Jumat, 11 Januari 2013

Jalan, Pilihan,Tujuan dan Angan-angan

Semakin jauh kita melangkah, jalan itu mulai tampak bercabang.
keluar dari persembunyian, menampakkan diri datang dengan sejumlah pertanyaan, pilihan dan angan-angan. 

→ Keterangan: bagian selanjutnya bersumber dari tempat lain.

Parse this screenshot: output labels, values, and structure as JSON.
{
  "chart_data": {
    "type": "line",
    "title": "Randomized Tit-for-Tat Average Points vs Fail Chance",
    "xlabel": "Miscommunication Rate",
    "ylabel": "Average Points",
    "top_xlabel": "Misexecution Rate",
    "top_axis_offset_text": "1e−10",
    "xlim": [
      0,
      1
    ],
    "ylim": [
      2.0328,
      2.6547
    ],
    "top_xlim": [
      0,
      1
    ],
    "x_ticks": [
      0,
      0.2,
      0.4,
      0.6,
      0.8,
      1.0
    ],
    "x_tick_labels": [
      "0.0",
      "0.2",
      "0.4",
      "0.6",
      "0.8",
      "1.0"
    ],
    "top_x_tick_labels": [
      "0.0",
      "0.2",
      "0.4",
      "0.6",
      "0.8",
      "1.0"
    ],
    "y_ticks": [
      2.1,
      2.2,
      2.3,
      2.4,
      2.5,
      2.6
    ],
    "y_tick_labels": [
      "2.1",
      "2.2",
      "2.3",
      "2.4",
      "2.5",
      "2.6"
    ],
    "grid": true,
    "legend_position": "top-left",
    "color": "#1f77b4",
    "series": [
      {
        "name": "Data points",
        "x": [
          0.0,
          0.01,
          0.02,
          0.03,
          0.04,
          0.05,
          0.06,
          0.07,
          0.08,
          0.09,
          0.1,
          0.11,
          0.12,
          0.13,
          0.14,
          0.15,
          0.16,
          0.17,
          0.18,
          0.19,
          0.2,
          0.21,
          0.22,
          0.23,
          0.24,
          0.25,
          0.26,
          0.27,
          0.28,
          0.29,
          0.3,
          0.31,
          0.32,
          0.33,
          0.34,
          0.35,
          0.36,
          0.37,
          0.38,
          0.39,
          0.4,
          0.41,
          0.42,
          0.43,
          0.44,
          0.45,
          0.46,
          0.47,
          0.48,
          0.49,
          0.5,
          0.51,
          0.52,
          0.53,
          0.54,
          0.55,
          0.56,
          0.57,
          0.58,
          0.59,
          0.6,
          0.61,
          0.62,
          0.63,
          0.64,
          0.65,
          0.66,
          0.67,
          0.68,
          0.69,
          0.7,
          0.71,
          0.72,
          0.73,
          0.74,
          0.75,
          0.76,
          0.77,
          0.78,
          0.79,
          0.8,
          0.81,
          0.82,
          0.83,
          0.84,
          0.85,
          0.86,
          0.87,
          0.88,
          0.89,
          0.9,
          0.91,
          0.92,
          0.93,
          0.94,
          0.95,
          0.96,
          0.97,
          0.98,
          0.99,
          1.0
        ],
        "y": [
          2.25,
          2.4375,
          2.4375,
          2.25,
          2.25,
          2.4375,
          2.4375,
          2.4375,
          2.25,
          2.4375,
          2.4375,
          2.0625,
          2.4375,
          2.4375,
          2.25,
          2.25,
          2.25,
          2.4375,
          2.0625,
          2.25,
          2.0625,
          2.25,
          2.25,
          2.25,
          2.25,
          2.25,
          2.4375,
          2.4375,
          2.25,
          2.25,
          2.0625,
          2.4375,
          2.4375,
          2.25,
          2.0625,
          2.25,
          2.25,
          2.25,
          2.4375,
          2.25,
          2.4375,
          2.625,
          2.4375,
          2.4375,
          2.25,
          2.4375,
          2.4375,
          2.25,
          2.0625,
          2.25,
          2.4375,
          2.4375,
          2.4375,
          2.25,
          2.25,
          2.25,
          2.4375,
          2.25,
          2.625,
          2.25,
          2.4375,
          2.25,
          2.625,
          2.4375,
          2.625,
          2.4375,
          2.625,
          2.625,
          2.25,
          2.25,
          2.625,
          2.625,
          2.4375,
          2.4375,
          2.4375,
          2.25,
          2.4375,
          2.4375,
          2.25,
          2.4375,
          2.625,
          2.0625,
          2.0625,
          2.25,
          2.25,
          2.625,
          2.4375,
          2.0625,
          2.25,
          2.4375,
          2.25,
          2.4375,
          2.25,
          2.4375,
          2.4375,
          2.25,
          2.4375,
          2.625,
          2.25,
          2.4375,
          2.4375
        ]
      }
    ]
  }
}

Memilih satu meninggalkan lainnya, benar atau salah akan mengukir kisah selanjutnya. memakan waktu yang tersisa.

Masa lalu belum sepenuhnya menghilang, namun masa depan telah diam-diam menghadang. Tak ada banyak waktu untuk mengukir penyesalan. Semuanya begitu percuma. 

Setiap jiwa ingin menghidupkan pelita besar di ujung jalannya. itulah sebuah tujuan dari jalanan panjang tanpa penerang, yang menerka pilihan bermodal impian. 

Kerikil kecil mulai tersingkirkan, terkucilkan di seluk beluk jalan bebatuan. apa yang menanti kelak? setiap raga menyadari akan bahaya. 

Memilih berhenti pasti akan tersingkirkan. Tersingkingkan oleh jiwa kerdil baru  yang terasah perkembangan zaman. Tak ada kesendirian, persaingan akan terus hadir bak tokoh panggung opera, hingga sumbu pelita di sudut jalan itu menyala. 

Bahkan bisikan kecil pun mulai mengikis pertahanan hati, karena jalan lurus akan kembali bercabang dan waktu terus berjalan, seakan takut untuk bertahan.